Sony Interactive Entertainment (SIE) poursuit sa montée en puissance sur les technologies visuelles avancées. Le groupe a officialisé l’acquisition de Cinemersive Labs, une jeune pousse britannique spécialisée dans la conversion de photos et vidéos 2D en volumes 3D. Derrière cette opération se joue bien plus qu’un simple rachat ciblé : Sony se dote des outils d’IA capables d’élever encore la qualité visuelle des jeux PlayStation, et ce dans un contexte où il sera extrêmement difficile d’augmenter sensiblement la puissance des prochaines consoles sans faire aussi exploser les tarifs.
Une start-up experte de la 3D à partir d’images classiques
Cinemersive Labs s’est fait remarquer pour ses travaux permettant de transformer des images conventionnelles en contenus tridimensionnels exploitables dans des environnements immersifs. Son savoir-faire repose sur des outils maison basés sur apprentissage automatique, les algorithmes de reconstruction spatiale et le traitement d’image avancé. L’entreprise avait notamment mis en avant une application orientée VR, capable d’afficher des clichés en parallaxe afin de donner une impression de profondeur naturelle à partir d’appareils grand public ou de caméras stéréoscopiques.

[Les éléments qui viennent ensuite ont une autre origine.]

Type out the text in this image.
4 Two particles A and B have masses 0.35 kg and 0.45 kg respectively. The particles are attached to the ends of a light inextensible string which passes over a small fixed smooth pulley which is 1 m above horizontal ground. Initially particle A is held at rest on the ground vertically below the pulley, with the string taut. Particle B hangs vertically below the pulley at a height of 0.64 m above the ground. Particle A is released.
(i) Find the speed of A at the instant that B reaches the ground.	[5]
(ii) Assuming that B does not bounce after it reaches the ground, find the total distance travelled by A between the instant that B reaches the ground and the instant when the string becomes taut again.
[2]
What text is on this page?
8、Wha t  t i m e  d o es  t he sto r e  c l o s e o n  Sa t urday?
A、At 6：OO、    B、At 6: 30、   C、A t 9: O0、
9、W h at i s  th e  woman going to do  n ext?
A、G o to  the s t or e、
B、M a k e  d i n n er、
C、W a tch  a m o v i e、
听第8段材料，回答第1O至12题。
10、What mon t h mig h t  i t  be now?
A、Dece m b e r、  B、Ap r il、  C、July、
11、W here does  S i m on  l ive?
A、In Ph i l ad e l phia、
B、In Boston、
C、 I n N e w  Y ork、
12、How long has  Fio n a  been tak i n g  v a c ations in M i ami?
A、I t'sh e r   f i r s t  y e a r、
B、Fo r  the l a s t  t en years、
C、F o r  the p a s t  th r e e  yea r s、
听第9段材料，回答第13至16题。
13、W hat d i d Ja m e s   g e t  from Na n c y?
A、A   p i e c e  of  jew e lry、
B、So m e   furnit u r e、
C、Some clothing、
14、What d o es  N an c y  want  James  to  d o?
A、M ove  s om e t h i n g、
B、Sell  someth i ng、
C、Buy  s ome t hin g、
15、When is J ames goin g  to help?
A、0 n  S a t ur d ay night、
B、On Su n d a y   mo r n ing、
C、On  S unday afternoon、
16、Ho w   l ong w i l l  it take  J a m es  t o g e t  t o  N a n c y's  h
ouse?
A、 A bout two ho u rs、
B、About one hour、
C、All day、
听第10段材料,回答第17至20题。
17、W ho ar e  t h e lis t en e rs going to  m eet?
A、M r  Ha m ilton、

Pour Sony, ce type de compétence représente un atout évident. La capacité à enrichir des contenus 2D en données de profondeur ou en volumes 3D ouvre des perspectives directes pour le jeu vidéo, et l’on sait que la firme de Tokyo n’est pas opposée à l’usage massif de l’IA pour doper l’affiche de ses titres AAA.
Le Visual Computing Group au cœur de la stratégie technologique de Sony
L’équipe de Cinemersive Labs doit rejoindre le Visual Computing Group de Sony Interactive Entertainment, une structure de recherche et d’ingénierie déjà tournée vers les technologies d’affichage de demain. Ce pôle travaille notamment sur le rendu graphique, le codage vidéo, la vision artificielle et plus récemment sur les modèles d’IA générative appliqués à l’image.
Vers des jeux toujours plus « riches » visuellement
Sony veut utiliser ces nouvelles compétences pour améliorer la fidélité visuelle de ses titres, optimiser les techniques de rendu et exploiter davantage le machine learning dans les environnements de jeu. Le but n’est pas seulement d’obtenir des graphismes plus spectaculaires, mais aussi de gagner en efficacité et en précision dans la manière dont les mondes numériques sont générés, affichés et animés.
Une acquisition en phase avec les priorités de PlayStation
Cette opération confirme une tendance de fond dans l’industrie : l’IA n’est plus seulement un outil conversationnel ou un sujet marketing, et devient une infrastructure essentielle pour la fabrication de l’image en temps réel. Chez Sony, cette évolution s’inscrit dans une stratégie plus large visant à préparer les prochaines générations de jeux qui tourneront sur la future PlayStation 6.
Sony a aussi l’avantage dans le contexte actuel d’être relativement protégé du bad buzz autour de l’IA, un « bouclier magique » médiatique qui lui permet d’avancer tranquillement ses pions alors que dans le même temps, Nvidia subit les foudres du ciel suite à sa présentation du DLSS 5 tandis que l’arrivée à la tête de Xbox d’une ancienne dirigeante de l’IA suscite les termes les plus vifs.